Eu li em uma reportagem, muito tempo atrás, sobre as características que definiam o início da civilização - o que marcava a mudança de um "grupo de humanos" para uma comunidade, uma tribo. Um dos marcos que antropólogos e arqueólogos consideram como principal sinal do nascimento da civilização foi quando os humanos passaram a desenvolver rituais para lidar com a morte: enterros, piras funerárias... não pelo ato em si, mas porque ele representa um senso de coletividade, de luto, de organização social e até mesmo de espiritualidade e crença na vida após a morte - conceitos complexos, simbólicos e socialmente compartilhados que são intrínsecos do conceito que definimos como civilização.
Lembrando das pessoas queridas da minha vida que já se foram, nem consigo imaginar o tanto que seria dolorido se não fossem esses rituais. Porque sua função social é grande demais: é apoio para a família (e para nós mesmos).
É homenagem.
É respeito.
É sentir e, principalmente, compartilhar a dor.
E é também reconectar. Com a pessoa que se vai, com as outras pessoas daquele círculo. É rir com essas pessoas, o que nos lembra que estamos vivos e que esse estado é absurdamente fugaz. E não consigo pensar em nada mais importante.
Hoje me despedi de um amigo. Um cara espetacular, que conheço há quase 20 anos. Jogamos bola juntos, saímos juntos, rimos e falamos besteira juntos. Eu sempre fui mais quietão, ele sempre foi um dos que eram a alma da festa. O tipo de cara que juntava todo mundo. Que estava em todas - e mesmo eu sendo mais quieto e não estando em todas (e por mais que tenhamos nos afastado nos últimos anos e os encontros semanais de futebol e papo tenham virado mensais e depois anuais), quando nos víamos nos tratávamos com um baita carinho. Absolutamente nada em nossa interação mudava. Como se o tempo tivesse congelado, conversávamos como se estivéssemos continuando um papo do dia anterior - e boas amizades são assim, não é mesmo?

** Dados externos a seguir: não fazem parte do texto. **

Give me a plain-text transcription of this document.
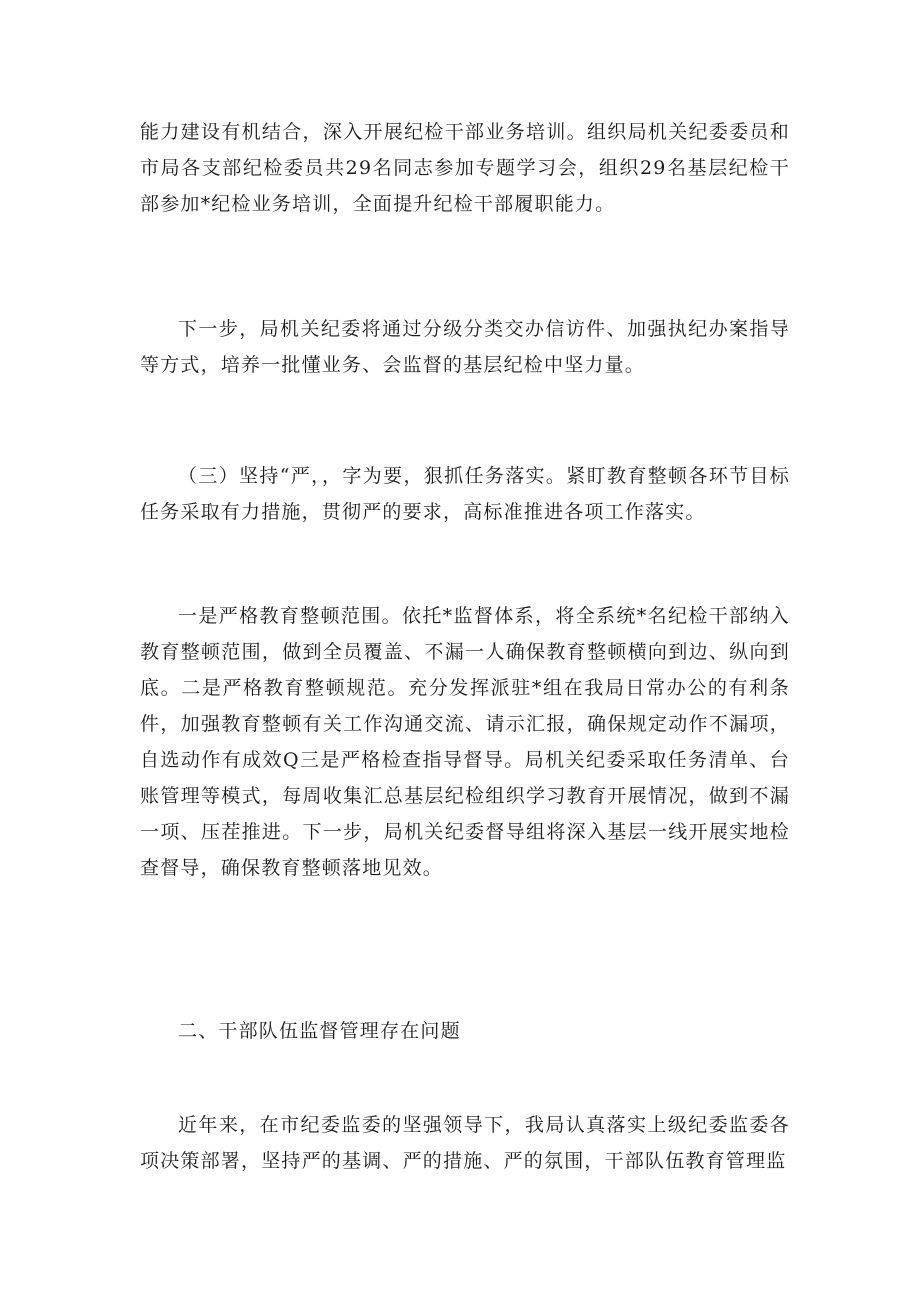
能力建设有机结合，深入开展纪检干部业务培训。组织局机关纪委委员和市局各支部纪检委员共29名同志参加专题学习会，组织29名基层纪检干部参加*纪检业务培训，全面提升纪检干部履职能力。

下一步，局机关纪委将通过分级分类交办信访件、加强执纪办案指导等方式，培养一批懂业务、会监督的基层纪检中坚力量。

（三）坚持“严，，字为要，狠抓任务落实。紧盯教育整顿各环节目标任务采取有力措施，贯彻严的要求，高标准推进各项工作落实。

一是严格教育整顿范围。依托*监督体系，将全系统*名纪检干部纳入教育整顿范围，做到全员覆盖、不漏一人确保教育整顿横向到边、纵向到底。二是严格教育整顿规范。充分发挥派驻*组在我局日常办公的有利条件，加强教育整顿有关工作沟通交流、请示汇报，确保规定动作不漏项，自选动作有成效Q三是严格检查指导督导。局机关纪委采取任务清单、台账管理等模式，每周收集汇总基层纪检组织学习教育开展情况，做到不漏一项、压茬推进。下一步，局机关纪委督导组将深入基层一线开展实地检查督导，确保教育整顿落地见效。

二、干部队伍监督管理存在问题

近年来，在市纪委监委的坚强领导下，我局认真落实上级纪委监委各项决策部署，坚持严的基调、严的措施、严的氛围，干部队伍教育管理监
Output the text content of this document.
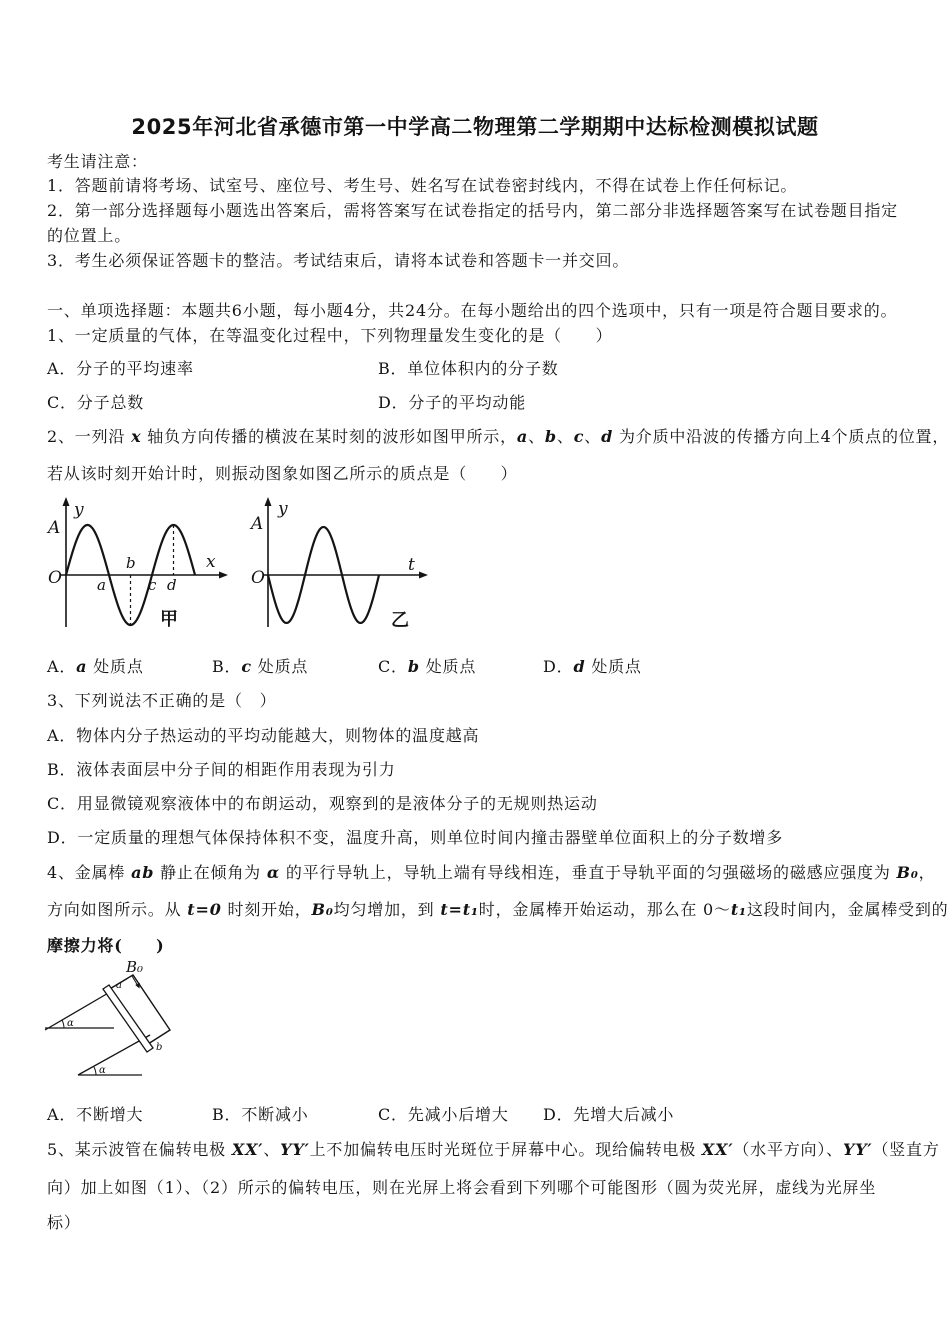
2025年河北省承德市第一中学高二物理第二学期期中达标检测模拟试题
考生请注意：
1．答题前请将考场、试室号、座位号、考生号、姓名写在试卷密封线内，不得在试卷上作任何标记。
2．第一部分选择题每小题选出答案后，需将答案写在试卷指定的括号内，第二部分非选择题答案写在试卷题目指定
的位置上。
3．考生必须保证答题卡的整洁。考试结束后，请将本试卷和答题卡一并交回。
一、单项选择题：本题共6小题，每小题4分，共24分。在每小题给出的四个选项中，只有一项是符合题目要求的。
1、一定质量的气体，在等温变化过程中，下列物理量发生变化的是（　　）
A．分子的平均速率	B．单位体积内的分子数
C．分子总数	D．分子的平均动能
2、一列沿 x 轴负方向传播的横波在某时刻的波形如图甲所示，a、b、c、d 为介质中沿波的传播方向上4个质点的位置，
若从该时刻开始计时，则振动图象如图乙所示的质点是（　　）
A
y
O
x
a
b
c d
甲
A
y
O
t
乙
A．a 处质点	B．c 处质点	C．b 处质点	D．d 处质点
3、下列说法不正确的是（　）
A．物体内分子热运动的平均动能越大，则物体的温度越高
B．液体表面层中分子间的相距作用表现为引力
C．用显微镜观察液体中的布朗运动，观察到的是液体分子的无规则热运动
D．一定质量的理想气体保持体积不变，温度升高，则单位时间内撞击器壁单位面积上的分子数增多
4、金属棒 ab 静止在倾角为 α 的平行导轨上，导轨上端有导线相连，垂直于导轨平面的匀强磁场的磁感应强度为 B₀，
方向如图所示。从 t=0 时刻开始，B₀均匀增加，到 t=t₁时，金属棒开始运动，那么在 0～t₁这段时间内，金属棒受到的
摩擦力将(　　)
B₀
a
b
α
α
A．不断增大	B．不断减小	C．先减小后增大 D．先增大后减小
5、某示波管在偏转电极 XX′、YY′上不加偏转电压时光斑位于屏幕中心。现给偏转电极 XX′（水平方向）、YY′（竖直方
向）加上如图（1）、（2）所示的偏转电压，则在光屏上将会看到下列哪个可能图形（圆为荧光屏，虚线为光屏坐
标）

Ele tinha um abraço forte e caloroso e uma risada solta, divertida. Temos praticamente a mesma idade. Impossível trocar uma ideia com ele e não sair melhor, ele realmente era luz pra todos a seu redor e o tanto de comentários, homenagens e testemunhos dos que o conheciam não me deixa mentir. E é muito triste quando alguém assim se vai... o mundo sai perdendo, e cada um de nós tem um cantinho da alma que fica reservado para as lembranças.
E você vai ser lembrado, querido Vanzo. Sempre. Vai em paz, meu amigo, que pedacinhos de você estarão vivos para sempre na gente. Em tanta gente que você tocou e que gostava de você. E que agora enfrenta a dor e a injustiça de perder uma pessoa tão incrível tão cedo.
Ainda bem que temos esses rituais... a vida seria insuportável sem eles. E neles está parte tão importante de nossa humanidade: a capacidade de conectar, de lembrar e de transformar a dor em presença.